Colpite di striscio, anzi, lambite a malapena, con una certa fatica le banche si accorgeranno del varo del pacchetto liberalizzazioni. Il governo aveva promesso la metamorfosi del Paese, a partire dall’erosione di tutte le rendite di posizione acquisite nel corso degli anni all’interno di ogni settore della vita pubblica ed economica del Paese (e può darsi che, in parte, abbia tenuto fede all’impegno); eppure, sul fronte dei privilegi di cui godono gli istituti di credito manifesta un atteggiamento schizofrenico. «Non mi sorprende che il governo dei banchieri non abbia toccato le banche», commenta, raggiunto da ilSussidiario.net Gianni Dragoni, inviato de Il Sole 24 Ore, autore del recente “Capitani coraggiosi – I venti cavalieri che hanno salvato Alitalia e affondato il Paese” (ed. Chiarelettere). «Del resto, tra i ministri di spicco dell’esecutivo – continua  – vi è Corrado Passera, che difficilmente potrebbe scardinare il sistema di potere e reddito degli istituti di credito». A parole, Monti si era impegnato, in parte, a farlo: «Quando il presidente del Consiglio annunciò 30 miliardi di nuove tasse, disse anche che avrebbe cercato di indurre le banche e le società di carte di credito a ridurre le commissioni; anche perché da lì a poco sarebbero aumentati i pagamenti per via elettronica, in virtù della misura che vieta quelle in contanti sopra i mille euro. Non mi pare che ci siano state iniziative in questa direzione».



Secondo Dragoni, l’esecutivo avrebbe potuto agire anche su altri versanti. «Avrebbe potuto, ad esempio, chiedere maggiore trasparenza relativamente ai costi dei conti correnti, o stabilire dei tetti per quelli delle operazioni bancarie». Il perché di una tale remissività è semplice: «Il governo nei confronti dei cittadini e degli elettori ha un atteggiamento paternalistico, ma sta dalla parte dei più forti». Alla banche è stata data copertura per l’emissione di obbligazioni. Alcuni sostengono che avrebbe potuto fare altrettanto peri prestiti alle imprese. «Personalmente – dice Dragoni – credo che se tutta l’attività bancaria dovesse ottenere garanzie di copertura, si determinerebbero per l’amministrazione pubblica rischi enormi legati alla possibilità di insolvenza delle aziende».  Secondo Dragoni, tuttavia, si è ancora in tempo per introdurre dei provvedimenti tali da facilitare lo sblocco del credito alla produzione. «Ad esempio, si potrebbe vincolare la copertura delle obbligazioni a una quota minima di credito erogato alle imprese».

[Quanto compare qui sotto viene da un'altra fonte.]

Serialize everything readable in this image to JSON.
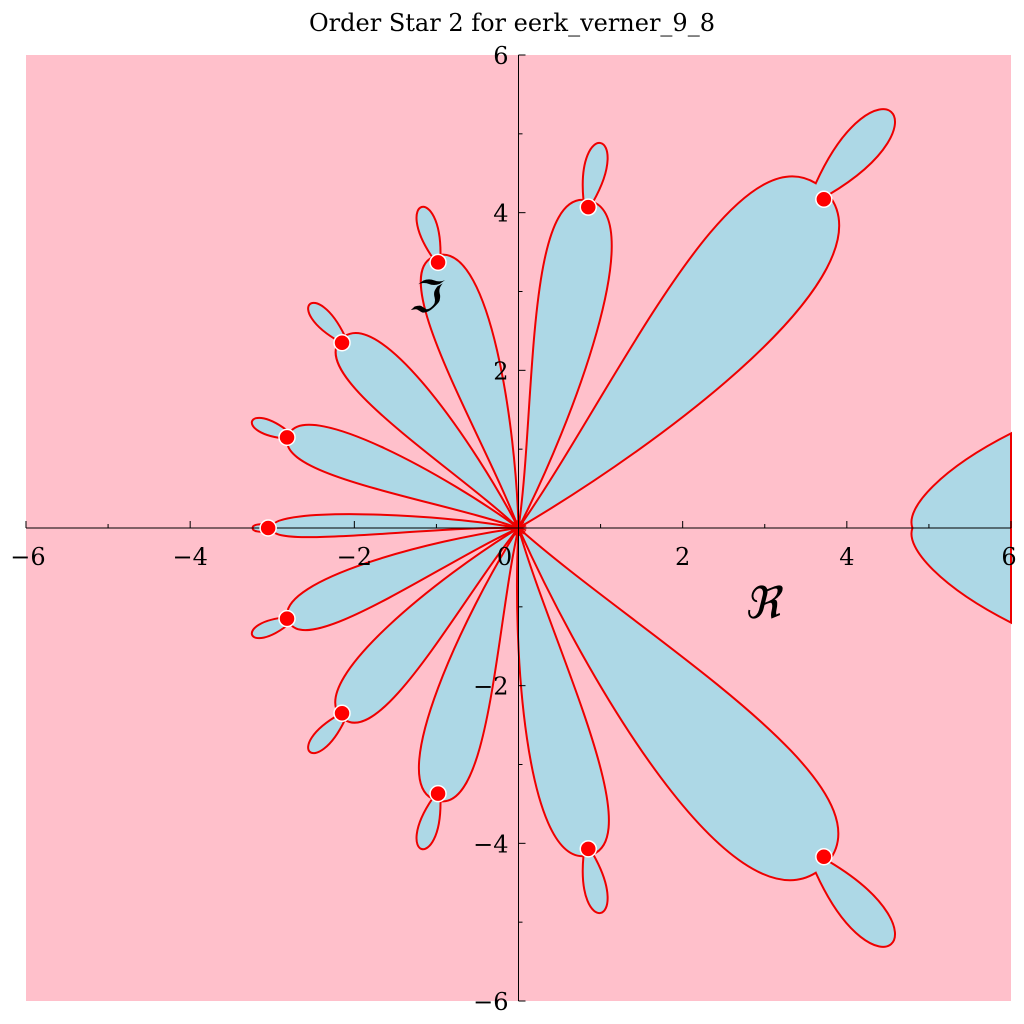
{
  "chart_data": {
    "type": "scatter",
    "title": "Order Star 2 for eerk_verner_9_8",
    "xlabel": "ℜ",
    "ylabel": "ℑ",
    "xlim": [
      -6,
      6
    ],
    "ylim": [
      -6,
      6
    ],
    "x_ticks": [
      -6,
      -4,
      -2,
      0,
      2,
      4,
      6
    ],
    "y_ticks": [
      -6,
      -4,
      -2,
      2,
      4,
      6
    ],
    "x_tick_labels": [
      "−6",
      "−4",
      "−2",
      "0",
      "2",
      "4",
      "6"
    ],
    "y_tick_labels": [
      "−6",
      "−4",
      "−2",
      "2",
      "4",
      "6"
    ],
    "grid": false,
    "colors": {
      "background_region": "#ffc0cb",
      "star_region": "#add8e6",
      "boundary": "#ee0000",
      "pole_marker": "#ff0000",
      "pole_edge": "#ffffff"
    },
    "poles": [
      {
        "x": -3.05,
        "y": 0.0
      },
      {
        "x": -2.82,
        "y": 1.15
      },
      {
        "x": -2.82,
        "y": -1.15
      },
      {
        "x": -2.15,
        "y": 2.35
      },
      {
        "x": -2.15,
        "y": -2.35
      },
      {
        "x": -0.98,
        "y": 3.37
      },
      {
        "x": -0.98,
        "y": -3.37
      },
      {
        "x": 0.85,
        "y": 4.07
      },
      {
        "x": 0.85,
        "y": -4.07
      },
      {
        "x": 3.72,
        "y": 4.17
      },
      {
        "x": 3.72,
        "y": -4.17
      }
    ],
    "petals": [
      {
        "tip": [
          -3.0,
          0.0
        ],
        "width": 0.2
      },
      {
        "tip": [
          -2.8,
          1.17
        ],
        "width": 0.4
      },
      {
        "tip": [
          -2.8,
          -1.17
        ],
        "width": 0.4
      },
      {
        "tip": [
          -2.15,
          2.4
        ],
        "width": 0.48
      },
      {
        "tip": [
          -2.15,
          -2.4
        ],
        "width": 0.48
      },
      {
        "tip": [
          -1.0,
          3.45
        ],
        "width": 0.52
      },
      {
        "tip": [
          -1.0,
          -3.45
        ],
        "width": 0.52
      },
      {
        "tip": [
          0.85,
          4.15
        ],
        "width": 0.6
      },
      {
        "tip": [
          0.85,
          -4.15
        ],
        "width": 0.6
      },
      {
        "tip": [
          3.7,
          4.3
        ],
        "width": 1.05
      },
      {
        "tip": [
          3.7,
          -4.3
        ],
        "width": 1.05
      }
    ],
    "right_region_vertex_x": 4.8
  }
}
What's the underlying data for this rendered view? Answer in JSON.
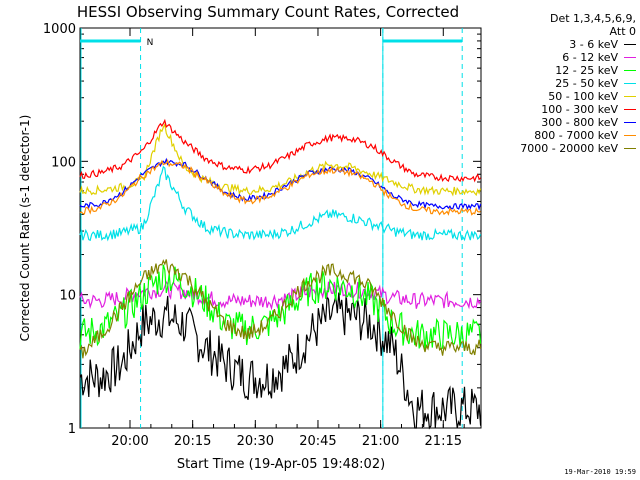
{
  "chart_data": {
    "type": "line",
    "title": "HESSI Observing Summary Count Rates, Corrected",
    "xlabel": "Start Time (19-Apr-05 19:48:02)",
    "ylabel": "Corrected Count Rate (s-1 detector-1)",
    "yscale": "log",
    "ylim": [
      1,
      1000
    ],
    "xlim_minutes": [
      0,
      96
    ],
    "ytick_labels": [
      "1",
      "10",
      "100",
      "1000"
    ],
    "xtick_labels": [
      "20:00",
      "20:15",
      "20:30",
      "20:45",
      "21:00",
      "21:15"
    ],
    "legend_header": [
      "Det 1,3,4,5,6,9,",
      "Att 0"
    ],
    "annotation": "N",
    "footer": "19-Mar-2010 19:59",
    "series": [
      {
        "name": "3 - 6 keV",
        "color": "#000000",
        "values": [
          2.4,
          2.4,
          3,
          6,
          7,
          6,
          4,
          3,
          2.4,
          2.4,
          3,
          5,
          7,
          7,
          6,
          4,
          1.4,
          1.4,
          1.4,
          1.4,
          1.4
        ]
      },
      {
        "name": "6 - 12 keV",
        "color": "#e020e0",
        "values": [
          9,
          9,
          9.5,
          10.5,
          11,
          10.5,
          9.5,
          9,
          9,
          9,
          9.5,
          10.5,
          11,
          11,
          10.5,
          9.5,
          9,
          9,
          9,
          9,
          9
        ]
      },
      {
        "name": "12 - 25 keV",
        "color": "#00ff00",
        "values": [
          5,
          5.5,
          7,
          10,
          14,
          12,
          9,
          6,
          5.5,
          6,
          8,
          11,
          12,
          11,
          9,
          6,
          5,
          5,
          5,
          5,
          5
        ]
      },
      {
        "name": "25 - 50 keV",
        "color": "#00e0e8",
        "values": [
          28,
          28,
          29,
          32,
          85,
          45,
          32,
          29,
          28,
          28,
          30,
          35,
          40,
          38,
          34,
          30,
          28,
          28,
          28,
          28,
          28
        ]
      },
      {
        "name": "50 - 100 keV",
        "color": "#e0d000",
        "values": [
          60,
          61,
          64,
          72,
          190,
          90,
          72,
          64,
          60,
          62,
          70,
          85,
          95,
          90,
          80,
          70,
          62,
          60,
          60,
          60,
          60
        ]
      },
      {
        "name": "100 - 300 keV",
        "color": "#ff0000",
        "values": [
          78,
          82,
          92,
          120,
          200,
          140,
          105,
          90,
          86,
          92,
          110,
          135,
          150,
          148,
          130,
          100,
          80,
          76,
          75,
          75,
          75
        ]
      },
      {
        "name": "300 - 800 keV",
        "color": "#0000ff",
        "values": [
          46,
          48,
          58,
          80,
          100,
          95,
          75,
          58,
          52,
          56,
          68,
          82,
          88,
          85,
          72,
          55,
          48,
          46,
          46,
          46,
          46
        ]
      },
      {
        "name": "800 - 7000 keV",
        "color": "#ff8c00",
        "values": [
          42,
          45,
          55,
          78,
          98,
          92,
          72,
          56,
          50,
          54,
          65,
          80,
          86,
          82,
          70,
          52,
          44,
          42,
          42,
          42,
          42
        ]
      },
      {
        "name": "7000 - 20000 keV",
        "color": "#808000",
        "values": [
          3.5,
          5,
          8,
          13,
          17,
          14,
          9,
          6,
          5,
          6,
          9,
          13,
          15,
          14,
          11,
          7,
          4.5,
          4,
          4,
          4,
          4
        ]
      }
    ],
    "x_minutes": [
      0,
      5,
      10,
      15,
      20,
      25,
      30,
      35,
      40,
      45,
      50,
      55,
      60,
      65,
      70,
      75,
      80,
      85,
      90,
      93,
      96
    ],
    "night_intervals_minutes": [
      [
        0,
        14.5
      ],
      [
        72.5,
        91.5
      ]
    ],
    "saa_dashed_lines_minutes": [
      14.5,
      72.5,
      91.5
    ]
  }
}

Del resto, il governo ha modo di intervenire, non necessariamente attraverso delle leggi. «Da più di un anno le banche italiane si riempiono le tasche di titoli di Stato, nonostante questo diminuisca il loro valore azionario. E’ evidente che qualcuno le ha spinte a farlo. Quel qualcuno – prevalentemente l’autorità politica – potrebbe anche invitarle ad aver maggior attenzione per il credito alle imprese».